Baja adalah nama sebuah bukit kebanggaan masyarakat Kedang khususnya dan Kabupaten Lembata pada umumnya. Bukit Baja terletak sekitar 80 km arah timur kota Lewoleba itu disaat kita melintasi menuju Balauring ibu kota kecamatan omesuri dan Wairiang ibu kota Kecamatan Buyasuri dimusim hujan maka panorama alam Bukit Baja sungguh terpikat nati dan tepesona seakan- akan kenikmatan indahnya Bukit Baja sangat terasa.
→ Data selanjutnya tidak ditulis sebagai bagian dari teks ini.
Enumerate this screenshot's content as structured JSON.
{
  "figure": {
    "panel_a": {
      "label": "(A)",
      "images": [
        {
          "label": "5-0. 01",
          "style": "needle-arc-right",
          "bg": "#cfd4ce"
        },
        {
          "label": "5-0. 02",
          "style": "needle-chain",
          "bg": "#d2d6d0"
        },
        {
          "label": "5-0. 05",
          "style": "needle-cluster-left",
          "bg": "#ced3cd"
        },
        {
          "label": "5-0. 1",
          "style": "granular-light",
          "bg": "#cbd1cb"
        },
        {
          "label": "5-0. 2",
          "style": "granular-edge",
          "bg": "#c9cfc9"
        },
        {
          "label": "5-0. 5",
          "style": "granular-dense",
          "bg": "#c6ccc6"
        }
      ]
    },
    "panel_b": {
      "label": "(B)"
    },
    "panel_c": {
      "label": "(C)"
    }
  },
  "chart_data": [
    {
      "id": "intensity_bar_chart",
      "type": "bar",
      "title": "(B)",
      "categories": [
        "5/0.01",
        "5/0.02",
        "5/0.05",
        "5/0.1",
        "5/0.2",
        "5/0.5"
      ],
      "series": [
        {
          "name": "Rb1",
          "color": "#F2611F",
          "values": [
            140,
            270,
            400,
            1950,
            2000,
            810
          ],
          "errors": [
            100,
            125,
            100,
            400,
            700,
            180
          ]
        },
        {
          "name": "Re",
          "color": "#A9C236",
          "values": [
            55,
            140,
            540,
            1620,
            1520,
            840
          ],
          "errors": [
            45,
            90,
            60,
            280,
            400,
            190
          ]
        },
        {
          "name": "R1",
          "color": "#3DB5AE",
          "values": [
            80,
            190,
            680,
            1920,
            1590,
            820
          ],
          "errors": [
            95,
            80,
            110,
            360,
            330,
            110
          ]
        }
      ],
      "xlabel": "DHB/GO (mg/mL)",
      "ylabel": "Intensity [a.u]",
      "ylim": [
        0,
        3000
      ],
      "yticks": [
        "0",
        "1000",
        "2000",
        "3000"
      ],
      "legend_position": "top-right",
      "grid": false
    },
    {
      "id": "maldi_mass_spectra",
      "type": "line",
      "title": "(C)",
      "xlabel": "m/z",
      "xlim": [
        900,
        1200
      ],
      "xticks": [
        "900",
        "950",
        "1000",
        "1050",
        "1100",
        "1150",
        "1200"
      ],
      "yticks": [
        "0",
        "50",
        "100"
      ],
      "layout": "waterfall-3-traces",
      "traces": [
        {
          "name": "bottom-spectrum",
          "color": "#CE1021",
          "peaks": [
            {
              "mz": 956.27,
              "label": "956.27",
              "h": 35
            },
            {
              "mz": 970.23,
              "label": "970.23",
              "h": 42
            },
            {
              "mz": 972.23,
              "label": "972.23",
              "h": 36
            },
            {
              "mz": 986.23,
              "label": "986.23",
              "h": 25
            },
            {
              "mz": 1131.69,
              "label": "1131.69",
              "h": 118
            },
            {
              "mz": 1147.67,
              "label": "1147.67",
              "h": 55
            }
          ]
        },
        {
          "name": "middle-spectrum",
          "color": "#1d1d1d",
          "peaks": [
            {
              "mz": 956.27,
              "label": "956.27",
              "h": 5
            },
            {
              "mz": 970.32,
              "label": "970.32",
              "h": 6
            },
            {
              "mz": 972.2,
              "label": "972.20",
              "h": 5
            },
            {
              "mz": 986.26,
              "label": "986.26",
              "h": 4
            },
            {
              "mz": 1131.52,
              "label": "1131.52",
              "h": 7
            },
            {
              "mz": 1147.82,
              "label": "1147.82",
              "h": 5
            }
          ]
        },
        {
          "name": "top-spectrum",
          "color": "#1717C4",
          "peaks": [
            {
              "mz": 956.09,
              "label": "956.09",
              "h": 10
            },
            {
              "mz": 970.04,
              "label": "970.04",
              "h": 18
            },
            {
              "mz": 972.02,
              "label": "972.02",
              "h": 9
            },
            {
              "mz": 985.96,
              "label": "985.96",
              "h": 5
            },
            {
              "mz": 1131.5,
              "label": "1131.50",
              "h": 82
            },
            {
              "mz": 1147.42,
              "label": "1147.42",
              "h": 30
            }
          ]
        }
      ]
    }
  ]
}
Hamparan batu putih yang membentang kurang lebih 15 hektar itu membuat siapa saja yang melintasnya pasti tepesona dengan ramahnya bukit yang satu itu. Ditumbuhi dengan rumput rendah seperti alang-alang, dan beberapa tumbuhan rendah lainya serta tumbuhan tinggi yang didominasi kayu pahlawan (bahasa setempat) membuat kita selalu mengingatnya.
Sinar mentari disore hari memancarkan kemerahanya diufuk barat, guliran ombak dibibir pantai Balaiuring silih berganti tak henti-hentinya membuat kita terpengangah dan tetap betah menikmati alam bukit ini. Namun jangan salah sangkah hal seperti yang dilukiskan ini ketika penulis atau semua orang melintasi saat Bukit Baja pada musim hujan, yang Nampak disana adalah ramahnya alam bukit Baja ciptaan maha khalik.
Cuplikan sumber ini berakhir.